Having learned a lot about the Mayans in Mexico City it was great to see and hear more. To hear how they had built Chichen Itza was fascinating and every coroner had a new and exciting story.

The site was much smaller than I had imagined it to be and with all the tourists arriving by the coach-load I could imagine it to get very crowded by the afternoon.

And indeed by midday, as masses of tourist coaches parked up, and the sun got higher and we all got hotter and stickier, it was time for us to head home, thankful we’d taken the advice to go early and we had the afternoon to nap.

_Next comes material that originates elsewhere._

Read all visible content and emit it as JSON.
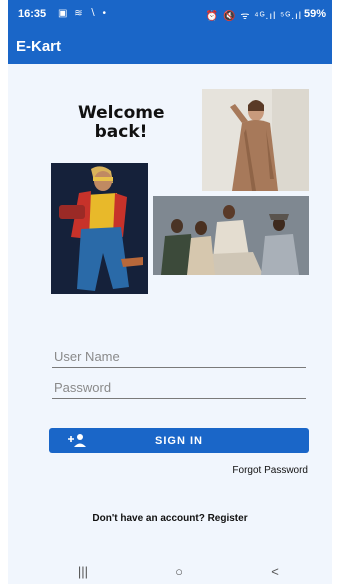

Boat on sand at Tulum beach

I’d heard a lot about this little bohemian town and had considered staying here over Play but we opted to visit for a day trip instead.

The beach we visited near the ruins was much quieter than the beaches in Playa del Carmen and there was still plenty of tourists but it was less crowded. And they generally seemed happier with more space, more eco-friendly hotels over the big resorts, there was no day time dance music on the beach and there was generally a hippier vibe as we call it.

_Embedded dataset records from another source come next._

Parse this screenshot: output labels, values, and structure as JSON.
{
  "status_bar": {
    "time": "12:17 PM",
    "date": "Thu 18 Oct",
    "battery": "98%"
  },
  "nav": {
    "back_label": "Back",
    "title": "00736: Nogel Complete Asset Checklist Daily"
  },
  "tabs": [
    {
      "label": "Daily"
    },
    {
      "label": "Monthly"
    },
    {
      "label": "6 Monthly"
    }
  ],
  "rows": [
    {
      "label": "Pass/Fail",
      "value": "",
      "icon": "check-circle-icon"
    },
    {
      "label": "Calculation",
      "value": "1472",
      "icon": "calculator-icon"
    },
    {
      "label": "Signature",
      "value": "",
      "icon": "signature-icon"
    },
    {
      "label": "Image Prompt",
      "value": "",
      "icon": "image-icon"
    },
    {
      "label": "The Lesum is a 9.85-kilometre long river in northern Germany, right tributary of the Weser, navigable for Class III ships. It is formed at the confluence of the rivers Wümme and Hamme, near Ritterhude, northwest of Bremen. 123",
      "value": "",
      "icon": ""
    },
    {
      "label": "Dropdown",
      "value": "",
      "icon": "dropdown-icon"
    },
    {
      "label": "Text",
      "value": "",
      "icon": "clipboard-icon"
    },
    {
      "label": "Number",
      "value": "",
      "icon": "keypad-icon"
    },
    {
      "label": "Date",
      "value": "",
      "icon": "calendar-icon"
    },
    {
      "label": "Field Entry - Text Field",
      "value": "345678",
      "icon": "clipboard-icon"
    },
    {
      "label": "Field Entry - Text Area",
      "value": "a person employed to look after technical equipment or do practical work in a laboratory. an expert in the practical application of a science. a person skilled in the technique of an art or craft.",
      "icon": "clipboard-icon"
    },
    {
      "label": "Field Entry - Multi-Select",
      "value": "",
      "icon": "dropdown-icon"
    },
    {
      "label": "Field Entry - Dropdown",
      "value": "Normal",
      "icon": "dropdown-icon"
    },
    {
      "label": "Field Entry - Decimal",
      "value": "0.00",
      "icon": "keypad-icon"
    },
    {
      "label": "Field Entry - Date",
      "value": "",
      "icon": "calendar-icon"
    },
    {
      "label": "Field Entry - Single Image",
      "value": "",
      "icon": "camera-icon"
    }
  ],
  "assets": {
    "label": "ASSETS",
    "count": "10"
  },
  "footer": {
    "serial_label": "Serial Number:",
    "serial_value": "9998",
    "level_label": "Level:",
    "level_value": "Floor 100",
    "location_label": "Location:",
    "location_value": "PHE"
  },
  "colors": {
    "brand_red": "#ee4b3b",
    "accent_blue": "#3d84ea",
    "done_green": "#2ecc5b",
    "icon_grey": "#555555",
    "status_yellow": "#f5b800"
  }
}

We found a cute little bar on the beach with swings for a few refreshing gin cocktails and beers before we ventured back into the town for lunch.

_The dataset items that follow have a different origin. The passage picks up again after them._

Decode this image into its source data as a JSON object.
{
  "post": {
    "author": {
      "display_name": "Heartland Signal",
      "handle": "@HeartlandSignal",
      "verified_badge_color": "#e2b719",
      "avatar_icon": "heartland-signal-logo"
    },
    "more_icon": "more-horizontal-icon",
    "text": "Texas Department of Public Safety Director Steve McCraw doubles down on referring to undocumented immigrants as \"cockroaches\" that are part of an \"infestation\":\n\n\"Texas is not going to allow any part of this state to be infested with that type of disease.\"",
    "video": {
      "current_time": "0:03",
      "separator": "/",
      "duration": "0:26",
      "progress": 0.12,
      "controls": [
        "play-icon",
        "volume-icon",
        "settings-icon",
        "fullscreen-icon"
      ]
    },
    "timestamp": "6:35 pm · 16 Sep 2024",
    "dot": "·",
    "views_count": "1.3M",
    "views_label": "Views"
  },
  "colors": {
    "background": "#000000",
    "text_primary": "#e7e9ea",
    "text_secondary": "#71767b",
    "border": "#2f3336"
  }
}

The contrast between the towns was obvious but I also felt the contrast between the tourist areas and where the locals live was also the most obvious in Tulum.

Wanting to do as the locals do, we took a Collectivo from Playa del Carmen, a shared minibus the equivalent of a bus service which cost a third of the price of a private taxi. We got on at the pick up point in Playa, shouted to the driver where we wanted to go, then paid as we got off. It amazed me how the driver remembered where all his passengers (about 14/15 of us in total) wanted to stop.

Catching the Collectivo back wasn’t as easy as we didn’t know where they stopped in Tulum, but we managed to eventually flag one down on the main road.  The whole experience was bizarre but this was clearly how everyone got about round here, so we felt we had to try it out at least once.

You won’t get bored here

For our final full day the boyfriend got to pick our activity and he opted for a jungle buggy driving experience with a cenote swim. It sounded fun and it would be nice to visit the jungle, but I was apprehensive. The videos looked ridiculously dangerous and I wasn’t sure I would return in one piece if I got behind the wheel myself.

So I decided it was best if I didn’t drive as I would certainly be tootling along at 20mph taking in the views, rather than speeding along on a dirt track in the jungle. Opting to stay as a passenger the ride was fast, bumpy and very dusty. And even if I held onto the bar in front of me for dear life, it was still exhilarating.

All ready in the jungle buggy

It’s amazing to think there is miles of unspoilt scenery like this designed for thrill seeking tourists to get their kicks.  My highlight was the pitstop and a chance to swim in a beautifully clear cenote and a visit into a small cave where some Mayans would have once lived. It was fascinating.

Other things to do:

  • XplorPark – an adventure park with more jungle buggy driving, zip lines, caves and cenotes
  • Xcaret Park – an eco-archaeological park by Xplorer that offers a chance to swim through underground rivers and discover the Mayan jungle and culture
  • Day trip to Cozumel Island – an unspoilt island you can reach by ferry from Playa for scuba diving and snorkelling
  • Take a boat trip to the Isla Mujeres for beautiful coral reefs, scuba diving, the remains of a Mayan temple and sea turtles
  • Coba ruins – another archaeological site in the Riviera Maya

How to get there:

From Cancun Airport we caught the ADO bus into Playa Del Carmen costing $175 MXN one way per person. It took about an hour and went straight to the bus station in Playa on Avenida Quinta (5th Avenue). You can check the timetable online and pre-book tickets but we found it easy enough to buy them at a desk at the bus station or airport.